CDD d'une durée supérieure à un mois

1948

1843

1597

1756

CDI

1182

1206

903

1028

Total

3740

3625

3000

3315

Source : Pôle emploi

Cette performance témoigne d'une indéniable efficacité de l'opérateur français dans ce domaine par rapport à ses homologues européens, puisque, selon les chiffres avancés par le directeur général de Pôle emploi au cours de son audition, les établissements fonctionnellement équivalents à Pôle emploi en Allemagne et au Royaume-Uni recueilleraient chaque année près de deux fois moins d'offres (1,6 million par an).

Un second indicateur, plus pertinent que le nombre d'offres collectées pour appréhender le rôle de Pôle emploi dans le domaine de la transparence du marché du travail, est ce que, de manière impropre, on appelle la « part de marché », c'est-à-dire le rapport, au cours d'une période donnée, entre le nombre d'offres d'emploi publiées et le nombre d'emplois offerts au recrutement. Le dénominateur de ce ratio est évalué à partir des déclarations uniques d'embauche (DUE) dont les entreprises doivent s'acquitter préalablement à toute embauche. Chaque trimestre, l'Acoss, qui centralise toutes les DUE, publie leur nombre, ce qui fournit une indication précise sur les embauches des entreprises du secteur marchand 57 ( * ) .

Globalement, la part de marché de Pôle emploi se situait à 15,8 % au quatrième trimestre 2010 , soit 790 000 offres d'emploi collectées pour un total de 4 995 000 déclarations uniques d'embauches. Ce chiffre peut paraître faible et suscite un commentaire négatif de la part des organisations représentatives des employeurs. Pour Benoît Roger-Vasselin, président de la commission des relations du travail au Medef, « Pôle emploi devrait s'attacher à renforcer encore davantage ses relations avec les entreprises. L'institution ne recueille que 15 % des offres d'emploi » . Pour Jean-Michel Pottier, président de la commission formation et éducation à la CGPME, « l'indicateur lié au nombre d'offres d'emploi collectées reflète la qualité de la relation instituée avec les entreprises. L'ANPE s'était révélée plus qu'absente en la matière. Malgré quelques signes d'amélioration, des efforts doivent encore être réalisés » .

La part de marché globale n'est cependant pas un indicateur très pertinent pour mesurer l'efficacité de Pôle emploi car il a pour défaut de pondérer toutes les offres d'emploi de la même manière. Ainsi, une offre d'emploi, qu'elle concerne un CDD de moins d'un mois, un CDD de plus de six mois ou un CDI, est toujours comptabilisée pour une offre. Avec ce type de pondération, on trouverait donc une même part de marché globale de 16 % aussi bien dans l'hypothèse où Pôle emploi récolterait trois millions d'offres d'emploi occasionnels (CDD d'une durée inférieure à un mois), que dans celle où il publierait trois millions de propositions d'embauche en CDI. Or, il est évident qu'une offre d'emploi sur un contrat long, lorsqu'elle est satisfaite, permet de faire sortir plus durablement un demandeur d'emploi du chômage qu'une offre d'emploi occasionnel. Par exemple, en termes de pérennité du retour à l'emploi, une offre de CDD de six mois a une efficacité équivalente à six offres de CDD d'un mois. Il faut donc construire des indicateurs de part de marché qui permettent de tenir compte de la différence de qualité des emplois.

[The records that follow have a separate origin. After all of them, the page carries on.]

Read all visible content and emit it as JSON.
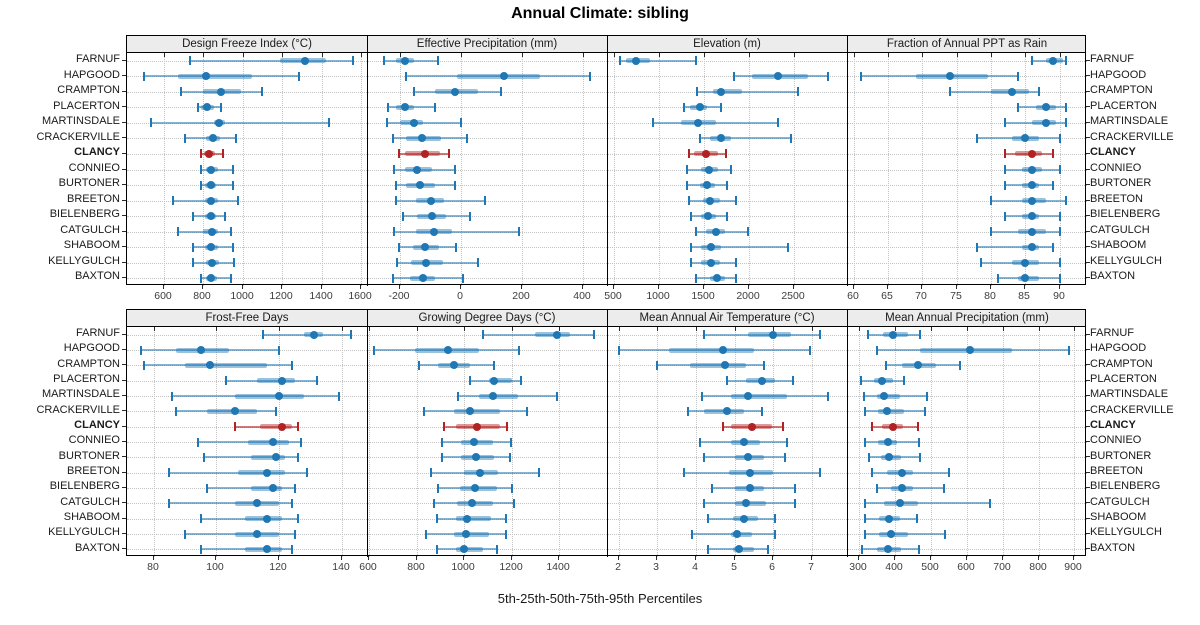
{
  "chart_data": {
    "type": "dotplot",
    "title": "Annual Climate: sibling",
    "caption": "5th-25th-50th-75th-95th Percentiles",
    "percentiles": [
      5,
      25,
      50,
      75,
      95
    ],
    "sites": [
      "FARNUF",
      "HAPGOOD",
      "CRAMPTON",
      "PLACERTON",
      "MARTINSDALE",
      "CRACKERVILLE",
      "CLANCY",
      "CONNIEO",
      "BURTONER",
      "BREETON",
      "BIELENBERG",
      "CATGULCH",
      "SHABOOM",
      "KELLYGULCH",
      "BAXTON"
    ],
    "highlight_site": "CLANCY",
    "colors": {
      "series": "#1f77b4",
      "series_light": "rgba(31,119,180,0.45)",
      "series_mid": "rgba(31,119,180,0.55)",
      "highlight": "#b22222",
      "highlight_light": "rgba(178,34,34,0.45)",
      "highlight_mid": "rgba(178,34,34,0.6)",
      "strip_bg": "#ececec",
      "grid": "#c3c3c3"
    },
    "panels": [
      {
        "title": "Design Freeze Index (°C)",
        "ticks": [
          600,
          800,
          1000,
          1200,
          1400,
          1600
        ],
        "domain": [
          415,
          1630
        ],
        "values": {
          "FARNUF": [
            735,
            1190,
            1315,
            1420,
            1560
          ],
          "HAPGOOD": [
            500,
            675,
            815,
            1050,
            1285
          ],
          "CRAMPTON": [
            690,
            800,
            890,
            990,
            1100
          ],
          "PLACERTON": [
            775,
            790,
            820,
            855,
            890
          ],
          "MARTINSDALE": [
            535,
            855,
            880,
            910,
            1440
          ],
          "CRACKERVILLE": [
            710,
            815,
            850,
            885,
            965
          ],
          "CLANCY": [
            790,
            805,
            832,
            862,
            900
          ],
          "CONNIEO": [
            790,
            815,
            842,
            875,
            950
          ],
          "BURTONER": [
            790,
            810,
            838,
            868,
            950
          ],
          "BREETON": [
            650,
            808,
            842,
            875,
            975
          ],
          "BIELENBERG": [
            750,
            808,
            838,
            868,
            910
          ],
          "CATGULCH": [
            675,
            800,
            847,
            875,
            942
          ],
          "SHABOOM": [
            750,
            808,
            842,
            875,
            950
          ],
          "KELLYGULCH": [
            750,
            817,
            847,
            880,
            958
          ],
          "BAXTON": [
            792,
            817,
            842,
            870,
            942
          ]
        }
      },
      {
        "title": "Effective Precipitation (mm)",
        "ticks": [
          -200,
          0,
          200,
          400
        ],
        "domain": [
          -310,
          480
        ],
        "values": {
          "FARNUF": [
            -255,
            -215,
            -185,
            -155,
            -75
          ],
          "HAPGOOD": [
            -180,
            -15,
            140,
            260,
            425
          ],
          "CRAMPTON": [
            -155,
            -85,
            -20,
            55,
            130
          ],
          "PLACERTON": [
            -240,
            -215,
            -185,
            -155,
            -85
          ],
          "MARTINSDALE": [
            -245,
            -200,
            -155,
            -125,
            0
          ],
          "CRACKERVILLE": [
            -225,
            -180,
            -130,
            -65,
            20
          ],
          "CLANCY": [
            -205,
            -185,
            -120,
            -70,
            -40
          ],
          "CONNIEO": [
            -220,
            -185,
            -145,
            -95,
            -20
          ],
          "BURTONER": [
            -215,
            -180,
            -135,
            -85,
            -20
          ],
          "BREETON": [
            -215,
            -150,
            -100,
            -55,
            80
          ],
          "BIELENBERG": [
            -190,
            -145,
            -95,
            -50,
            30
          ],
          "CATGULCH": [
            -220,
            -148,
            -90,
            -30,
            190
          ],
          "SHABOOM": [
            -205,
            -157,
            -120,
            -72,
            -18
          ],
          "KELLYGULCH": [
            -210,
            -165,
            -115,
            -60,
            55
          ],
          "BAXTON": [
            -225,
            -168,
            -125,
            -85,
            5
          ]
        }
      },
      {
        "title": "Elevation (m)",
        "ticks": [
          500,
          1000,
          1500,
          2000,
          2500
        ],
        "domain": [
          425,
          3090
        ],
        "values": {
          "FARNUF": [
            570,
            640,
            750,
            900,
            1415
          ],
          "HAPGOOD": [
            1840,
            2030,
            2320,
            2655,
            2875
          ],
          "CRAMPTON": [
            1420,
            1600,
            1695,
            1925,
            2545
          ],
          "PLACERTON": [
            1275,
            1345,
            1455,
            1540,
            1695
          ],
          "MARTINSDALE": [
            935,
            1245,
            1430,
            1640,
            2320
          ],
          "CRACKERVILLE": [
            1455,
            1565,
            1695,
            1805,
            2470
          ],
          "CLANCY": [
            1330,
            1390,
            1525,
            1655,
            1750
          ],
          "CONNIEO": [
            1315,
            1470,
            1555,
            1655,
            1805
          ],
          "BURTONER": [
            1315,
            1455,
            1540,
            1620,
            1760
          ],
          "BREETON": [
            1330,
            1490,
            1565,
            1675,
            1860
          ],
          "BIELENBERG": [
            1355,
            1470,
            1550,
            1640,
            1760
          ],
          "CATGULCH": [
            1415,
            1525,
            1630,
            1730,
            1990
          ],
          "SHABOOM": [
            1355,
            1470,
            1575,
            1695,
            2440
          ],
          "KELLYGULCH": [
            1355,
            1470,
            1575,
            1675,
            1860
          ],
          "BAXTON": [
            1415,
            1565,
            1650,
            1740,
            1860
          ]
        }
      },
      {
        "title": "Fraction of Annual PPT as Rain",
        "ticks": [
          60,
          65,
          70,
          75,
          80,
          85,
          90
        ],
        "domain": [
          59,
          94
        ],
        "values": {
          "FARNUF": [
            86,
            88,
            89,
            90.5,
            91
          ],
          "HAPGOOD": [
            61,
            69,
            74,
            79.5,
            84
          ],
          "CRAMPTON": [
            74,
            80,
            83,
            85.5,
            87
          ],
          "PLACERTON": [
            84,
            86.5,
            88,
            89.5,
            91
          ],
          "MARTINSDALE": [
            82,
            86,
            88,
            89.5,
            91
          ],
          "CRACKERVILLE": [
            78,
            83,
            85,
            87,
            90
          ],
          "CLANCY": [
            82,
            83.5,
            86,
            87.5,
            89
          ],
          "CONNIEO": [
            82,
            84.5,
            86,
            87.5,
            90
          ],
          "BURTONER": [
            82,
            84.5,
            86,
            87,
            89
          ],
          "BREETON": [
            80,
            84.5,
            86,
            88,
            91
          ],
          "BIELENBERG": [
            82,
            84.5,
            86,
            87,
            90
          ],
          "CATGULCH": [
            80,
            84,
            86,
            88,
            90
          ],
          "SHABOOM": [
            78,
            84.5,
            86,
            87,
            89
          ],
          "KELLYGULCH": [
            78.5,
            83,
            85,
            87,
            90
          ],
          "BAXTON": [
            81,
            84,
            85,
            87,
            90
          ]
        }
      },
      {
        "title": "Frost-Free Days",
        "ticks": [
          80,
          100,
          120,
          140
        ],
        "domain": [
          71.5,
          148
        ],
        "values": {
          "FARNUF": [
            115,
            128,
            131,
            134,
            143
          ],
          "HAPGOOD": [
            76,
            87,
            95,
            104,
            120
          ],
          "CRAMPTON": [
            77,
            90,
            98,
            116,
            124
          ],
          "PLACERTON": [
            103,
            113,
            121,
            125,
            132
          ],
          "MARTINSDALE": [
            86,
            106,
            120,
            128,
            139
          ],
          "CRACKERVILLE": [
            87,
            97,
            106,
            113,
            119
          ],
          "CLANCY": [
            106,
            114,
            121,
            124,
            126
          ],
          "CONNIEO": [
            94,
            110,
            118,
            123,
            127
          ],
          "BURTONER": [
            96,
            111,
            119,
            122,
            126
          ],
          "BREETON": [
            85,
            107,
            116,
            122,
            129
          ],
          "BIELENBERG": [
            97,
            111,
            118,
            121,
            125
          ],
          "CATGULCH": [
            85,
            106,
            113,
            120,
            124
          ],
          "SHABOOM": [
            95,
            109,
            116,
            121,
            126
          ],
          "KELLYGULCH": [
            90,
            106,
            113,
            120,
            125
          ],
          "BAXTON": [
            95,
            109,
            116,
            121,
            124
          ]
        }
      },
      {
        "title": "Growing Degree Days (°C)",
        "ticks": [
          600,
          800,
          1000,
          1200,
          1400
        ],
        "domain": [
          590,
          1600
        ],
        "values": {
          "FARNUF": [
            1080,
            1295,
            1390,
            1445,
            1545
          ],
          "HAPGOOD": [
            620,
            790,
            930,
            1060,
            1230
          ],
          "CRAMPTON": [
            810,
            890,
            955,
            1025,
            1125
          ],
          "PLACERTON": [
            1025,
            1105,
            1125,
            1200,
            1240
          ],
          "MARTINSDALE": [
            975,
            1060,
            1120,
            1225,
            1390
          ],
          "CRACKERVILLE": [
            830,
            955,
            1025,
            1150,
            1265
          ],
          "CLANCY": [
            915,
            965,
            1055,
            1150,
            1180
          ],
          "CONNIEO": [
            905,
            985,
            1040,
            1120,
            1195
          ],
          "BURTONER": [
            905,
            985,
            1050,
            1125,
            1190
          ],
          "BREETON": [
            860,
            1000,
            1065,
            1140,
            1315
          ],
          "BIELENBERG": [
            890,
            980,
            1045,
            1135,
            1200
          ],
          "CATGULCH": [
            870,
            970,
            1030,
            1120,
            1210
          ],
          "SHABOOM": [
            885,
            965,
            1010,
            1110,
            1175
          ],
          "KELLYGULCH": [
            840,
            955,
            1005,
            1105,
            1175
          ],
          "BAXTON": [
            885,
            965,
            1000,
            1080,
            1135
          ]
        }
      },
      {
        "title": "Mean Annual Air Temperature (°C)",
        "ticks": [
          2,
          3,
          4,
          5,
          6,
          7
        ],
        "domain": [
          1.7,
          7.9
        ],
        "values": {
          "FARNUF": [
            4.2,
            5.35,
            6.0,
            6.45,
            7.2
          ],
          "HAPGOOD": [
            2.0,
            3.3,
            4.7,
            5.5,
            6.95
          ],
          "CRAMPTON": [
            3.0,
            3.85,
            4.75,
            5.3,
            5.75
          ],
          "PLACERTON": [
            4.8,
            5.3,
            5.7,
            6.05,
            6.5
          ],
          "MARTINSDALE": [
            4.15,
            4.9,
            5.35,
            6.35,
            7.4
          ],
          "CRACKERVILLE": [
            3.8,
            4.2,
            4.8,
            5.25,
            5.7
          ],
          "CLANCY": [
            4.7,
            4.9,
            5.45,
            5.95,
            6.25
          ],
          "CONNIEO": [
            4.1,
            4.9,
            5.25,
            5.65,
            6.35
          ],
          "BURTONER": [
            4.2,
            5.0,
            5.35,
            5.75,
            6.3
          ],
          "BREETON": [
            3.7,
            4.85,
            5.4,
            6.0,
            7.2
          ],
          "BIELENBERG": [
            4.4,
            5.0,
            5.4,
            5.75,
            6.55
          ],
          "CATGULCH": [
            4.2,
            5.0,
            5.3,
            5.8,
            6.55
          ],
          "SHABOOM": [
            4.3,
            4.95,
            5.25,
            5.6,
            6.05
          ],
          "KELLYGULCH": [
            3.9,
            4.9,
            5.05,
            5.45,
            6.05
          ],
          "BAXTON": [
            4.3,
            4.95,
            5.1,
            5.5,
            5.85
          ]
        }
      },
      {
        "title": "Mean Annual Precipitation (mm)",
        "ticks": [
          300,
          400,
          500,
          600,
          700,
          800,
          900
        ],
        "domain": [
          266,
          935
        ],
        "values": {
          "FARNUF": [
            325,
            365,
            395,
            435,
            470
          ],
          "HAPGOOD": [
            350,
            470,
            610,
            725,
            885
          ],
          "CRAMPTON": [
            375,
            420,
            465,
            515,
            580
          ],
          "PLACERTON": [
            305,
            340,
            363,
            393,
            426
          ],
          "MARTINSDALE": [
            312,
            350,
            370,
            415,
            490
          ],
          "CRACKERVILLE": [
            315,
            352,
            377,
            426,
            484
          ],
          "CLANCY": [
            337,
            363,
            395,
            423,
            465
          ],
          "CONNIEO": [
            317,
            352,
            380,
            405,
            468
          ],
          "BURTONER": [
            328,
            361,
            384,
            416,
            470
          ],
          "BREETON": [
            335,
            377,
            419,
            449,
            550
          ],
          "BIELENBERG": [
            349,
            389,
            419,
            449,
            535
          ],
          "CATGULCH": [
            315,
            368,
            414,
            465,
            665
          ],
          "SHABOOM": [
            317,
            354,
            384,
            414,
            462
          ],
          "KELLYGULCH": [
            317,
            356,
            389,
            437,
            540
          ],
          "BAXTON": [
            309,
            349,
            380,
            417,
            468
          ]
        }
      }
    ]
  }
}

Pour ce faire, on distingue les segments du marché en fonction de la durée des contrats d'embauche et on calcule la part de marché de Pôle emploi sur chacun de ces segments. La segmentation habituellement retenue consiste à distinguer le marché des emplois occasionnels (CDD d'une duré inférieure à un mois) des autres offres d'emploi (CDD d'une durée supérieure à un mois et CDI). Or, ce calcul révèle que Pôle emploi occupe une part de marché très faible, à peine 3 à 4 %, sur le segment des offres d'emploi occasionnel, alors qu'il est très bien placé sur le marché des emplois plus durables (CDD de plus d'un mois ou CDI), où sa part de marché dépasse 35 %.

La faible part de marché globale de Pôle emploi masque donc le fait que Pôle emploi est en réalité spécialisé dans la collecte des offres d'emploi les plus durables . Cette spécialisation n'est pas une faiblesse mais répond au contraire à une rationalité économique forte. En effet, la procédure - et donc le coût - de la collecte et de la publication d'une offre d'emploi est la même quelle que soit la durée du contrat de travail. Pour un coût identique, il est donc préférable de privilégier la collecte des offres d'emploi les plus longues, puisque leur satisfaction permettra une sortie plus durable des listes du chômage.

(2) ...malgré l'érosion constatée depuis deux ans.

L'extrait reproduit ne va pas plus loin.